Absence from the state will not prevent the statute of limitations from running, when the defendant was in a position to receive notice from a summons left at his domicile in this state.
ASSUMPSIT, to recover the balance of the defendant's promissory note, dated January 10, 1870, upon which there are endorsed several partial payments, the last being dated August 8, 1872. Plea, the general issue, with a brief statement of the statute of limitations. Facts found by a referee.
At the date of the note the defendant resided in this state, and has continued to reside here to the present time, except as hereafter stated. In November or December, 1874, he broke up housekeeping in Laconia, his wife going to her father's in Franklin with their goods and furniture, and the defendant to Massachusetts, where he was employed by different parties until May, 1875. While so employed, he went home to his family in Franklin as often as once in three or four weeks, and sometimes as often as once in two or three weeks. During his absence, his wife and child, about two years of age, occupied a kitchen and sleeping-room in her father's house, her goods, except what she used, being stored in the attic. She lived apart from her father's family, and did her own work, her husband contributing to her support. After his return from Massachusetts in May, 1875, they procured another tenement and kept house, living in Franklin until January, 1878, and in Manchester since that time.

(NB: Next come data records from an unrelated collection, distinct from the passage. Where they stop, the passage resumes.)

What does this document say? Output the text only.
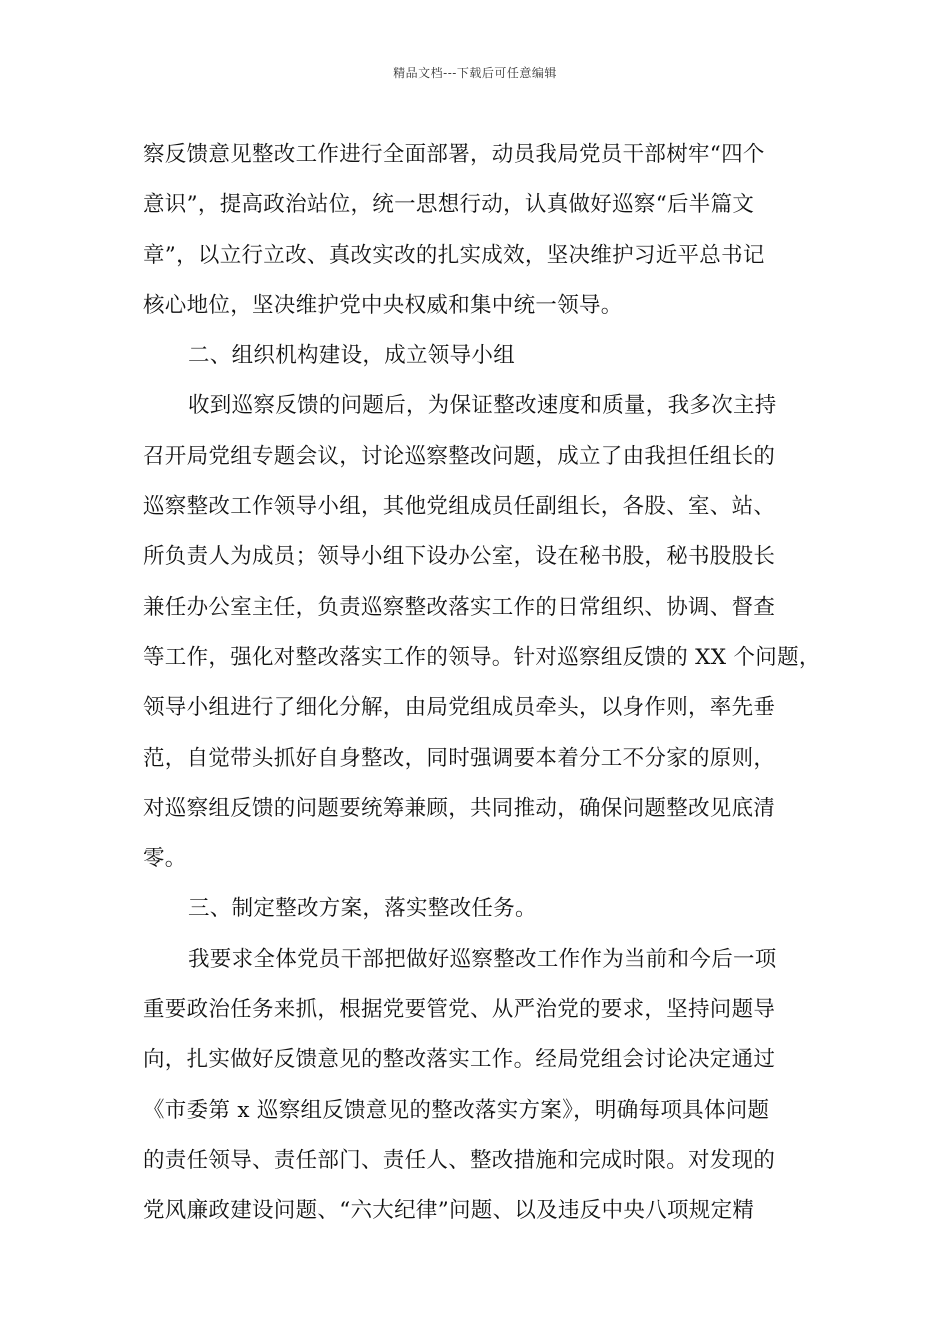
精品文档---下载后可任意编辑
察反馈意见整改工作进行全面部署，动员我局党员干部树牢“四个
意识”，提高政治站位，统一思想行动，认真做好巡察“后半篇文
章”，以立行立改、真改实改的扎实成效，坚决维护习近平总书记
核心地位，坚决维护党中央权威和集中统一领导。
二、组织机构建设，成立领导小组
收到巡察反馈的问题后，为保证整改速度和质量，我多次主持
召开局党组专题会议，讨论巡察整改问题，成立了由我担任组长的
巡察整改工作领导小组，其他党组成员任副组长，各股、室、站、
所负责人为成员；领导小组下设办公室，设在秘书股，秘书股股长
兼任办公室主任，负责巡察整改落实工作的日常组织、协调、督查
等工作，强化对整改落实工作的领导。针对巡察组反馈的 XX 个问题，
领导小组进行了细化分解，由局党组成员牵头，以身作则，率先垂
范，自觉带头抓好自身整改，同时强调要本着分工不分家的原则，
对巡察组反馈的问题要统筹兼顾，共同推动，确保问题整改见底清
零。
三、制定整改方案，落实整改任务。
我要求全体党员干部把做好巡察整改工作作为当前和今后一项
重要政治任务来抓，根据党要管党、从严治党的要求，坚持问题导
向，扎实做好反馈意见的整改落实工作。经局党组会讨论决定通过
《市委第 x 巡察组反馈意见的整改落实方案》，明确每项具体问题
的责任领导、责任部门、责任人、整改措施和完成时限。对发现的
党风廉政建设问题、“六大纪律”问题、以及违反中央八项规定精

The referee found for the defendant.
Andrews, for the plaintiff.
Foote, for the defendant.
The referee was warranted in finding that the defendant was in a position to receive notice of a suit from a summons left at his home in Franklin. Not only his legal domicile, but his place of abode, within the meaning of the statute, was in this state. Gilman v. Cutts, 23 N.H. 376, 385 — S.C., 27 N.H. 348, 358; Ward v. Cole, 32 N.H. 452; Brown v. Rollins, 44 N.H. 446.
Judgment for the defendant.
BINGHAM, J., did not sit: the others concurred.